Where Applications Reside, Vulnerabilities Arise – Network Services

Firewalls are considered to be a blocking control on our networks, but inherently also exists to allow users access to functionality; functionality provided by applications. Applications unfortunately regularly contain vulnerabilities, and it’s our duty to help close such vulnerabilities before attackers can take advantage of them. Active Focus and the team at the Offensive Security Operations Center does their best to continuously audit and validate any new risk encroaching on our businesses.

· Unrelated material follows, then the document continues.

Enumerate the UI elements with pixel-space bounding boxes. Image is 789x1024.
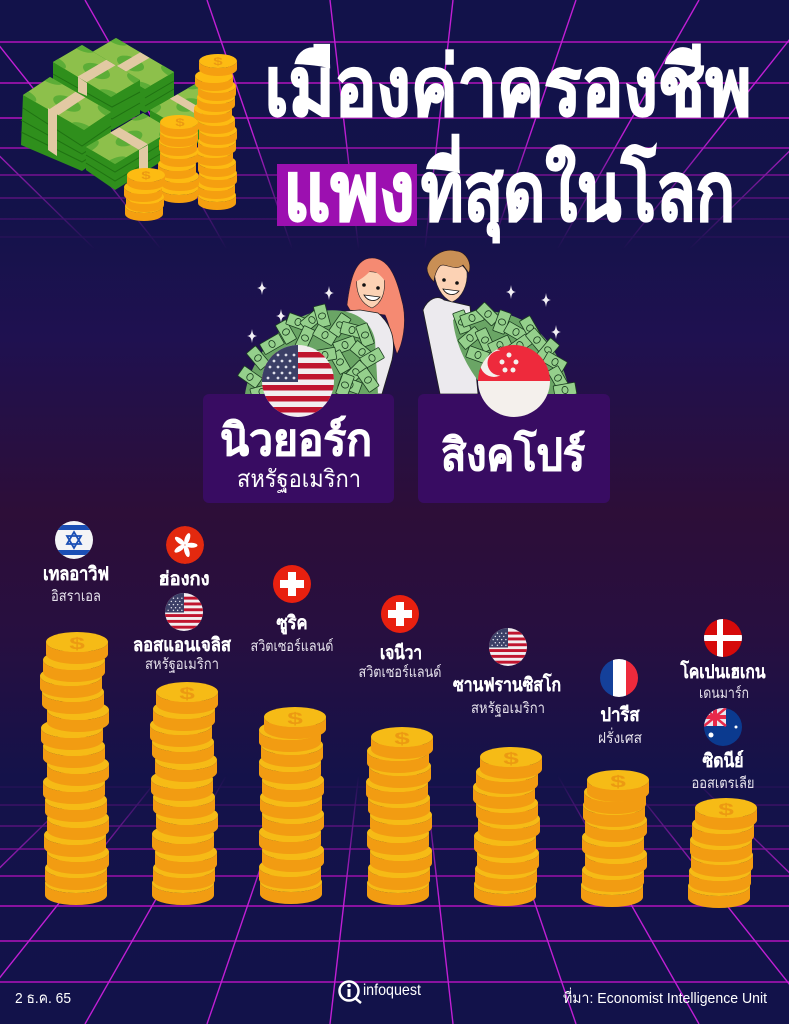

Configuration Changes and Mistakes

Yes, mistakes does happen. A change was rolled out, and it led to unintended risks. Who can blame the team? Knowing what risk is exposed when allowing new network services to be present on the Internet is hard, something typically best assessed by offensive engineers. A good reason why the Offensive Security Operations Center needs to pick up on such changes and help assess it.

Supporting the popular trend of rapid deployments and change, it can be hard to fully govern and control changes across the enterprise. Threat Actors are always on the lookout for mistakes and changes, and so are we. The moment we discover new and modified attack surface, we engage our offensive engineers to help assess the situation.

Scanning Continuously and Purple Teaming (AKA Cheat Codes)

Cyber Security requires us to be always on the lookout in order to be among the first to address new risk in the attack surface. Scanning and network discovery is a science in itself, and River Security loves to indulge in it, always trying to stay on top on the latest new. Network services on the Internet are typically hosted via IPv4 or IPv6 and is exposed via the TCP and UDP port. This accumulates to 65536 x 2 possible network services an IP address can host, and is typically time consuming to process through By using optimized and efficient scanning we can reduce the total amount of scanning activity drastically, for example, scanning the top 576 most common ports on the Internet makes up for 90% of all services available.

CTI provides us with great coverage of the latest developing threats. Having a thoroughly mapped overview of customers network services we can quickly help assess what is vulnerable and where actions must be taken. Our goal is to take actionable intelligence, as quickly as possible, to help assess the situation across assets, i.e. network services.

What is this thing about Purple Teaming and Cheat Codes? The fact of the matter is, we do not have to compete on the same terms as real attackers. Threat actors of different kinds are our adversary, we are not. Instead of acting as a true adversary, we can cheat! By cheating we mean blending the mix of colors between red and blue, defense and offense. Instead of having to discover all assets and systems as a red team, the offensive team, we can instead receive lists of assets and systems from the blue team, the defenders. This can be made through exposing API’s for pushing data, enumerating cloud deployments from the inside, or simply notifying our team about attack surface.

🎮 Up, Up, Down, Down, Left, Right, Left, Right, B, A is a call out to the famous Konami cheat code. 🎮

Attractiveness – Do Your Assets Make Our Team Drool?

Whenever we discover a network service, i.e. an application, we assign a internal attractiveness score. This score aids the team of Offensive Engineers to prioritize assets and guide them on targeting. Furthermore, new assets are by default flagged with the highest attractiveness score, forcing us to address them first.

This kind of prioritization can be useful in different ways. While it helps the team during continuous prioritizations, it also gives the advantage of empowering automation in e.g. to target certain assets and shy away from others.

What makes up for an attractive asset?

  • Brand New – Fresh from the DevOps bakery, these kinds of assets we want to discover first, and jump on the opportunity to hack and demonstrate the risk on them.
  • Old and outdated – Assets which are neglected, errored out, or otherwise just something which looks like it doesn’t belong on the internet anymore.

We use a scoring system where we rate, manually, assets from 0 to 5. Here is a summary of attractiveness:

  • 5 – Very likely to be interesting to attackers and us a like. It just looks really interesting, has known CVE’s and other vulnerabilities associated to it.
  • 4 and 3 – Interesting, but not that attractive. Potential risk functions like serialization, file uploads and more are present on sucha ssets. Custom code and configuration makes the targets attractive.
  • 2 and 1 – Pretty uninteresting services. They’re “standard” and default. Fully patched, up to date, governed and controlled. What a hacker would call “boring”.
  • 0 – These are out of scope, junk and other things.